Burhan Sönmez Türkiye’de siyaset ve sanat arasındaki gerilim üzerine
Bununla birlikte, bu siyasi temaları tanımlamanızda ender görülen bir hafiflik ve özgürlük var. İstanbul Boğazı’na atladıktan sonra hafızasını kaybeden bir müzisyenin öyküsü olan “Labirent”, Erdoğan yıllarının çalkantısını, hafızasını yitirmiş bir kişinin cumhurbaşkanının yırtık bir posterini görüp onu padişahla karıştırdığını ancak ima eder.

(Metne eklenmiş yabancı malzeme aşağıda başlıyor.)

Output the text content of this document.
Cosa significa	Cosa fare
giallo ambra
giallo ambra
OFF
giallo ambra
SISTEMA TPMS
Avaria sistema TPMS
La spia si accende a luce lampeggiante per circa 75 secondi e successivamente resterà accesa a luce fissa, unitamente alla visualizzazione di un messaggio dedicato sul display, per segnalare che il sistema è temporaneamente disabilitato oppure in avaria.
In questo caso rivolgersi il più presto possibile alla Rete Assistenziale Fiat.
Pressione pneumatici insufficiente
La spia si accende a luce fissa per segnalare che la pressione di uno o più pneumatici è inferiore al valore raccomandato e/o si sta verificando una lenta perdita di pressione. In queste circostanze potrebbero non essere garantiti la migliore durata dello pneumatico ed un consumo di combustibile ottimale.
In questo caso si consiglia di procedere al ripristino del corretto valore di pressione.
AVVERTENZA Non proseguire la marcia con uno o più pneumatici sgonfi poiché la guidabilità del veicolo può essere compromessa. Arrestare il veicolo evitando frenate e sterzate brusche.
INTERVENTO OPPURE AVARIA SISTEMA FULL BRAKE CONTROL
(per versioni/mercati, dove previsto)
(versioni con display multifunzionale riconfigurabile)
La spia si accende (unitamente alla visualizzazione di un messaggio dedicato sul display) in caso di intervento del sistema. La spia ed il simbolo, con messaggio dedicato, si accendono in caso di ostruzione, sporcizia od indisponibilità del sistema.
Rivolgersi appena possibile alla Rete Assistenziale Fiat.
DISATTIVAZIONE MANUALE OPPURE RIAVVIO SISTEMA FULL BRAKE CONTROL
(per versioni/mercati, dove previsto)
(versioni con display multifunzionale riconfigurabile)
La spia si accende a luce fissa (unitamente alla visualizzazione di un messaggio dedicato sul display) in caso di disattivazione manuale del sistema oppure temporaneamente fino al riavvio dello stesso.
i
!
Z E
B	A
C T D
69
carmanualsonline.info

Sanat ve gazetecilik arasındaki farkı biliyoruz. Basın doğrudan konuşur. Bu farklı sanat diliyle konuşurken artık toplum ve siyaset alanında olmadığımızı hissediyoruz. Politik bir soru ya da tarihsel bir gerçek benim romanımda yalnızca bir renktir. Gerçek güç bu. Roman yazarken geçmişle geleceği birleştirdiğimi hissediyorum. Çünkü geçmiş bir hikaye, gelecek ise bir rüya.
Türkiye’de son yıllarda sanatçılara ve yazarlara otosansür uygulandı mı?
Her şeyden önce, her yıl 500’den fazla yeni Türk romanı yayınlanıyor. Ben üniversitedeyken Türkçe çıkan yeni roman sayısı 15-20 civarındaydı. Bu çok büyük bir fark.
Genç nesil ile onların cesur olduklarını görüyorum. Tüm baskılara ve hapse girme ya da işsiz kalma riskine rağmen gençler korkusuzca yazıyorlar. Türkiye’deki Kürt meseleleri, kadın meseleleri, LGBT meseleleri ve siyasi suçlar hakkında yazıyorlar.
Yüzlerce yazar böyle: Açıkça ve bir noktada biraz tehlikeli bir şekilde kendileri için yazıyorlar. Bu gurur duymamız gereken bir şey.
PEN International’ın Başkanı olarak, ifade özgürlüğünün durumuna özellikle yakından bakıyorsunuz. Binlerce akademisyen ve gazetecinin tutuklandığı veya tasfiye edildiği 2016-2017 baskılarından bu yana Türkiye’de işler iyiye gitti mi?
Hayır, hayır, daha iyi değil. Türkiye’de iyiyi kötüyü hiçbir zaman ayırt etmedik. Her zaman olmuştur: kötü ya da daha kötü.